I’d be Alice…
Once upon a time…Je serais Alice…
Petite, blonde et surtout, très intelligente. Ne perdant jamais une occasion de rêver, elle ferme ses grands yeux bleus et s’envole vers un pays que les adultes ne peuvent imaginer. Suivre un lapin pressé dans son terrier ne lui fait pas peur…
Alice was beginning to get very tired of sitting by her sister on the bank, and of having nothing to do: once or twice she had peeped into the book her sister was reading, but it had no pictures or conversations in it, and where is the use of a book, thought Alice, without pictures or conversations? So she was considering in her own mind, (as well as she could, for the hot day made her feel very sleepy and stupid,) whether the pleasure of making a daisy-chain was worth the trouble of getting up and picking the daisies, when a white rabbit with pink eyes ran close by her.

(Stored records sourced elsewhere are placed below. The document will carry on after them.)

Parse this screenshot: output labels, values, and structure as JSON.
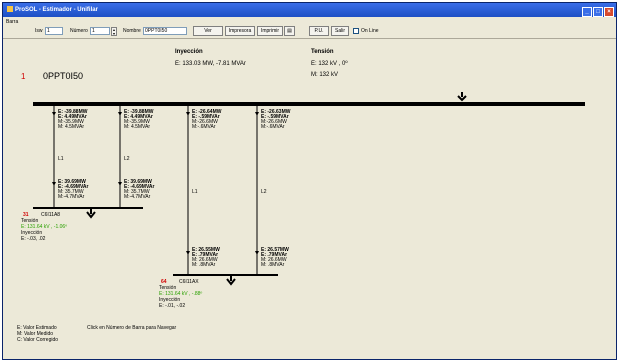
{
  "window": {
    "title": "ProSOL - Estimador - Unifilar"
  },
  "toolbar": {
    "barra_label": "Barra",
    "isw_label": "Isw",
    "isw_value": "1",
    "numero_label": "Número",
    "numero_value": "1",
    "nombre_label": "Nombre",
    "nombre_value": "0PPT0I50",
    "ver_label": "Ver",
    "impresora_label": "Impresora",
    "imprimir_label": "Imprimir",
    "pu_label": "P.U.",
    "salir_label": "Salir",
    "online_label": "On Line"
  },
  "main_bus": {
    "number": "1",
    "name": "0PPT0I50",
    "inyeccion_title": "Inyección",
    "inyeccion_value": "E: 133.03 MW, -7.81 MVAr",
    "tension_title": "Tensión",
    "tension_e": "E: 132 kV , 0º",
    "tension_m": "M: 132 kV"
  },
  "branches": [
    {
      "top": [
        "E: -39.88MW",
        "E: 4.49MVAr",
        "M:-35.9MW",
        "M: 4.5MVAr"
      ],
      "line": "L1",
      "bottom": [
        "E: 39.69MW",
        "E: -4.69MVAr",
        "M: 35.7MW",
        "M:-4.7MVAr"
      ]
    },
    {
      "top": [
        "E: -39.88MW",
        "E: 4.49MVAr",
        "M:-35.9MW",
        "M: 4.5MVAr"
      ],
      "line": "L2",
      "bottom": [
        "E: 39.69MW",
        "E: -4.69MVAr",
        "M: 35.7MW",
        "M:-4.7MVAr"
      ]
    },
    {
      "top": [
        "E: -26.64MW",
        "E: -.59MVAr",
        "M:-26.6MW",
        "M:-.6MVAr"
      ],
      "line": "L1",
      "bottom": [
        "E: 26.55MW",
        "E: .79MVAr",
        "M: 26.6MW",
        "M: .8MVAr"
      ]
    },
    {
      "top": [
        "E: -26.63MW",
        "E: -.59MVAr",
        "M:-26.6MW",
        "M:-.6MVAr"
      ],
      "line": "L2",
      "bottom": [
        "E: 26.57MW",
        "E: .79MVAr",
        "M: 26.6MW",
        "M: .8MVAr"
      ]
    }
  ],
  "sub_bus_1": {
    "number": "31",
    "name": "C6I11A8",
    "tension_label": "Tensión",
    "tension_value": "E: 131.64 kV , -1.06º",
    "inyeccion_label": "Inyección",
    "inyeccion_value": "E: -.03, .02"
  },
  "sub_bus_2": {
    "number": "64",
    "name": "C6I11AX",
    "tension_label": "Tensión",
    "tension_value": "E: 131.64 kV , -.88º",
    "inyeccion_label": "Inyección",
    "inyeccion_value": "E: -.01, -.02"
  },
  "legend": {
    "e": "E: Valor Estimado",
    "m": "M: Valor Medido",
    "c": "C: Valor Corregido",
    "hint": "Click en Número de Barra para Navegar"
  },
  "colors": {
    "title_bar": "#1d4fc4",
    "bus_number": "#d00000",
    "tension_value": "#2aa000"
  }
}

There was nothing very remarkable in that, nor did Alice think it so very much out of the way to hear the rabbit say to itself “dear, dear! I shall be too late!” (when she thought it over afterwards, it occurred to her that she ought to have wondered at this, but at the time it all seemed quite natural); but when the rabbit actually took a watch out of its waistcoat-pocket, looked at it, and then hurried on, Alice started to her feet, for it flashed across her mind that she had never before seen a rabbit with either a waistcoat-pocket or a watch to take out of it, and, full of curiosity, she hurried across the field after it, and was just in time to see it pop down a large rabbit-hole under the hedge. In a moment down went Alice after it, never once considering how in the world she was to get out again. The rabbit-hole went straight on like a tunnel for some way, and then dipped suddenly down, so suddenly, that Alice had not a moment to think about stopping herself, before she found herself falling down what seemed a deep well. Either the well was very deep, or she fell very slowly, for she had plenty of time as she went down to look about her, and to wonder what would happen next. First, she tried to look down and make out what she was coming to, but it was too dark to see anything: then, she looked at the sides of the well, and noticed that they were filled with cupboards and book-shelves: here and there were maps and pictures hung on pegs. She took a jar down off one of the shelves as she passed: it was labelled “Orange Marmalade”, but to her great disappointment it was empty: she did not like to drop the jar, for fear of killing somebody underneath, so managed to put it into one of the cupbards as she fell past it.
Mais le monde qui s’ouvre à elle n’est pas forcément celui du repos et de l’éternelle jeunesse. Elle rapetisse, rapetisse encore, puis grandit, grandit sans fin. Pourquoi n’est-il jamais possible de rester tel qu’on voudrait le demeurer pour l’éternité ?
It was so indeed: she was not only ten inches high, and her face brightened up as it occurred to her that she was now the right size for going through the little door into that lovely garden. First, hwoever, she waited for a few minutes to see whether she was going to shrink any further: she felt a little nervious about this, “for it might end, you know,” said Alice to herself, “in my going out altogether, like a candle, and what should I be like then, I wonder?” and she tried to fancy what the flame of a candle is like after the candle is blown out, for she could not remember having ever seen one. However, nothing more happened, so she decided on going into the garden at once, but, alas for poor Alice! when she got to the door, she found she had forgotten the little golden key, and when she went back to the table for the key, she found she could not possibly reach it: she could see it plainly enough through the glass, and she tried her best to climb up one of the legs of the table, but it was too slippery, and when she had tired herself out with trying, the poor little thing sat down and cried.
Le monde est parfois tellement étrange dans les rêves : les chats parlent et disparaissent au gré de leurs envies, vous prenez le thé avec des gens bizarres et les cartes vous invitent à disputer une partie de croquet « typically english, isn’t it ? ».Mais lorsque cela tourne mal, inutile de crier, de pleurer ou de prier… ouvrez les yeux… Oh! Bien sûr le monde ne sera pas plus beau, mais une autre fois… un autre rêve… et tu resteras, petite Alice, l’enfant que tu ne veux pas voir grandir.
“Wake up!, Alice dear!” said her sister, “what a nice long sleep you’ve had!”
(…)Then she thought, (in a dream within the dream, as it were,) how this same little Alice would, in the after-time, be herself a grown woman: and how she would keep, through her riper years, the simple and loving heart of her childhood; and how she would gather around her other little children, and make their eyes bright and eager with many a wonderful tale, perhaps even with these very adventures of the little Alice of long-ago: and how she would feel with all their simple sorrows, and find a pleasure in all their simple joys, remembering her own child-life, and the happy summer days.
Lewis Caroll (Charles Dodgson, 1832-1898) Alice’s Adventures Underground, 1865.